Düşen içerik alanları; lüks tüketim ürünleri, şarap, partiler, festivaller, eğlence odaklı geziler.
Etkileşim yaratmak için en önemli nokta, tüketicinin değerleri ile paralel kalmak. Yükselen yeni değerleri anlayan, paylaşanlar öne geçiyor. Burada enteresan bir gelişme görüyoruz; artık sadece gezmek görmek, tesisleri, yemekleri aktarmak yetmiyor. Tüketici ile benzer değerleri taşıdığını ifade eden, temel bir değeri taşıyan hatta bunun savunucusu olan influencerların öne çıktığını görüyoruz. İklime duyarlı seyahat influencerı, kilosu ile barışık olma bayrağı taşıyan lüks-seyahat influencerları, kadın haklarının bayrağını taşıyanlar, tutumluluk savunucuları… bu bir liste ve ciddi bir köşe kapmaca yaşanıyor.
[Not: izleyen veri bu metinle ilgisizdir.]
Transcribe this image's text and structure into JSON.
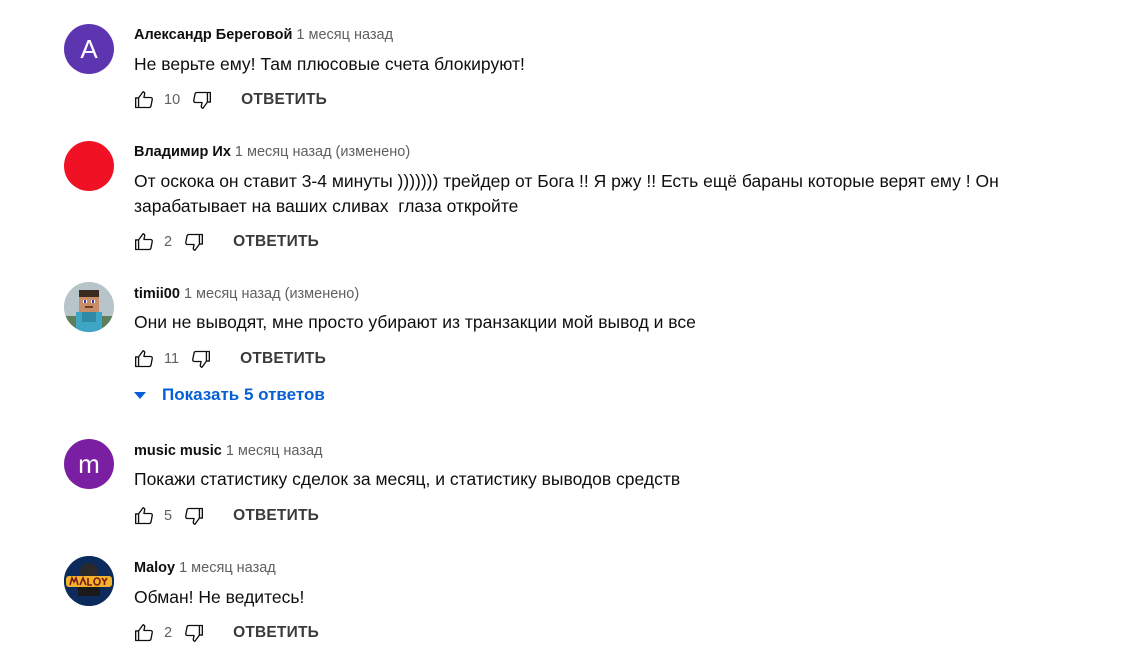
{
  "comments": [
    {
      "author": "Александр Береговой",
      "time": "1 месяц назад",
      "text": "Не верьте ему! Там плюсовые счета блокируют!",
      "likes": "10",
      "reply_label": "ОТВЕТИТЬ",
      "avatar": {
        "letter": "A",
        "color": "#5e35b1"
      }
    },
    {
      "author": "Владимир Их",
      "time": "1 месяц назад (изменено)",
      "text": "От оскока он ставит 3-4 минуты ))))))) трейдер от Бога !! Я ржу !! Есть ещё бараны которые верят ему ! Он зарабатывает на ваших сливах  глаза откройте",
      "likes": "2",
      "reply_label": "ОТВЕТИТЬ",
      "avatar": {
        "color": "#f11124"
      }
    },
    {
      "author": "timii00",
      "time": "1 месяц назад (изменено)",
      "text": "Они не выводят, мне просто убирают из транзакции мой вывод и все",
      "likes": "11",
      "reply_label": "ОТВЕТИТЬ",
      "avatar": {
        "icon": "minecraft-character-avatar"
      }
    },
    {
      "author": "music music",
      "time": "1 месяц назад",
      "text": "Покажи статистику сделок за месяц, и статистику выводов средств",
      "likes": "5",
      "reply_label": "ОТВЕТИТЬ",
      "avatar": {
        "letter": "m",
        "color": "#7b1fa2"
      }
    },
    {
      "author": "Maloy",
      "time": "1 месяц назад",
      "text": "Обман! Не ведитесь!",
      "likes": "2",
      "reply_label": "ОТВЕТИТЬ",
      "avatar": {
        "icon": "maloy-logo-avatar"
      }
    }
  ],
  "show_replies": {
    "label": "Показать 5 ответов",
    "color": "#065fd4"
  }
}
Tek başına seyahat influencerı olmak yetmiyor artık. İçinde bulunduğumuz çağın adı sorumluluk çağı!
Tesisler de işbirliği yapacakları kişileri bu yeni şapkaların etkisini ölçerek seçmeliler. Çünkü artık influencer-tesis ilişkileri de eskisi gibi değil. Daha uzun. Kesinlikle daha uzun. Markaların amaçları da farkındalık elde etmekten, direkt satışa kaymış durumda. İçerikler gibi ilişkilerin de daha açık, dürüst dolambaçsız olduğu bir döneme girdik. Kimse satış odaklı olduğunu gizlemiyor, direkt satış hedefi, dolaylı yaklaşılacak kırılgan bir konu olmaktan çıktı. İçinde bulunduğumuz şu günlerde en önemli influencer metriği, tartışmasız conversion. Artık instagram profil tıklamaları yeni site trafiği, takipler yeni bülten üyeliği, story ise yeni blog… Ve bütün bu mecraların satışa yönelik çalışması için içerikler artık bir stratejist kafasıyla kurgulanmalı.
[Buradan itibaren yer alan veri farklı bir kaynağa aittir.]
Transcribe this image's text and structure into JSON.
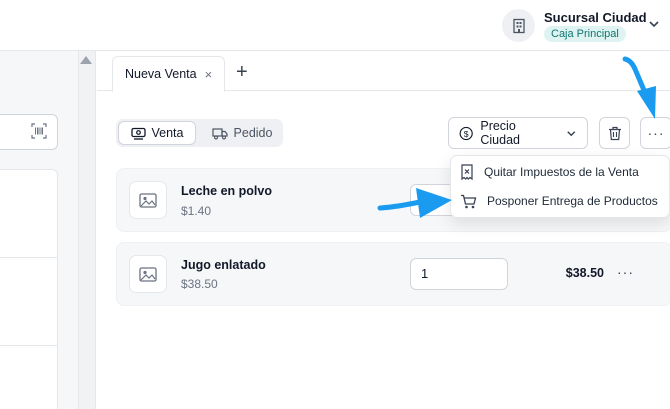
{
  "header": {
    "branch_name": "Sucursal Ciudad",
    "branch_badge": "Caja Principal"
  },
  "tabs": {
    "active_label": "Nueva Venta",
    "close_symbol": "×",
    "add_symbol": "+"
  },
  "mode_toggle": {
    "venta_label": "Venta",
    "pedido_label": "Pedido",
    "selected": "Venta"
  },
  "toolbar": {
    "price_list_label": "Precio Ciudad",
    "more_label": "···"
  },
  "menu": {
    "items": [
      {
        "label": "Quitar Impuestos de la Venta",
        "icon": "receipt-x-icon"
      },
      {
        "label": "Posponer Entrega de Productos",
        "icon": "cart-icon"
      }
    ]
  },
  "cart": {
    "items": [
      {
        "name": "Leche en polvo",
        "price": "$1.40",
        "quantity": "",
        "total": "",
        "more": "···"
      },
      {
        "name": "Jugo enlatado",
        "price": "$38.50",
        "quantity": "1",
        "total": "$38.50",
        "more": "···"
      }
    ]
  },
  "colors": {
    "accent_arrow": "#1a9bf0",
    "badge_bg": "#dff3f3",
    "badge_text": "#0f766e"
  }
}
Tam da bu yüzden marka-inflencer ilişkileri uzun vadeli kurgulanmalı. Genel eğilime bakarsak 3 aydan az anlaşmalara sıcak bakılmıyor. Klasik reklam bilgisi der ki; bir reklamın satışa dönmesi için kendini aynı kişiye 7 kere göstermesi gerekir. Buradan yola çıkılarak, ortalama bir story’nin, takipçilerin %5 ine ulaştığını, swipe-up ortalamasının ise %1 olduğunu düşünürsek, tek seferlik içerik anlaşmalarının pek de satış odaklı olamayacağını söyleyebiliriz. Slogan şu: tek sefer yetmez!
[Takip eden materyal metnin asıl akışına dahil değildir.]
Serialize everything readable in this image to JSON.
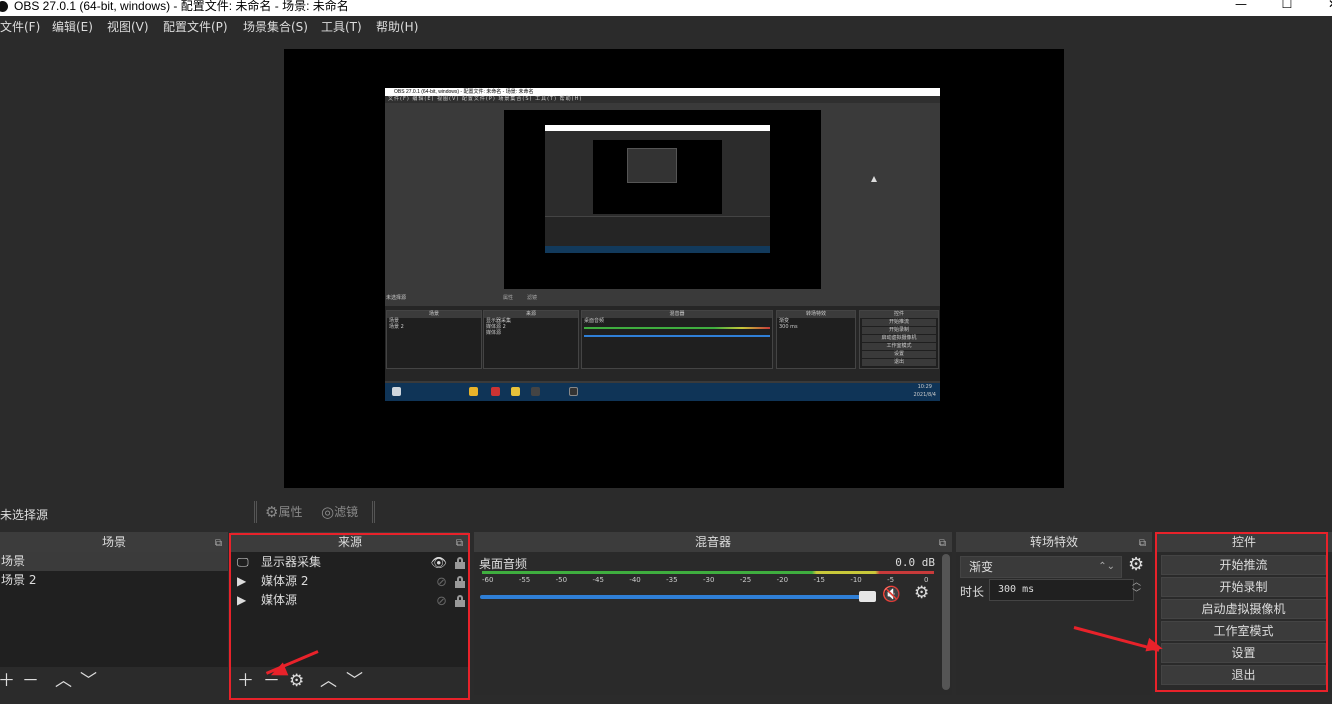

Format olarak yükselen değer ise her zamankinden daha çok; kısa video! Canlı videolar da artık hayatımıza iyice yerleşti. Facebook açıklamasına göre, canlı videolar, diğer video formatlarına göre 6 kat daha fazla etkileşim yaratıyor.
Her türlü Q&A, keşifler, soru cevap içerikleri için tartışmasız en kuvvetli format, video! IGTV videolarının, keşfet sayfasında fotoğraflara göre 4 kat fazla yer tuttuğunu hiçbir zaman aklımızdan çıkarmayalım.
Bütün bu gelişmelerin ışığında şunu desek yanlış olmaz herhalde; uzun soluklu marka-influencer anlaşmalarının olduğu ve bir sorumluluk alanını sahiplenmiş, çok samimi, basit ve yaratıcı içerikler çağı bizi bekler. Hoş geldik!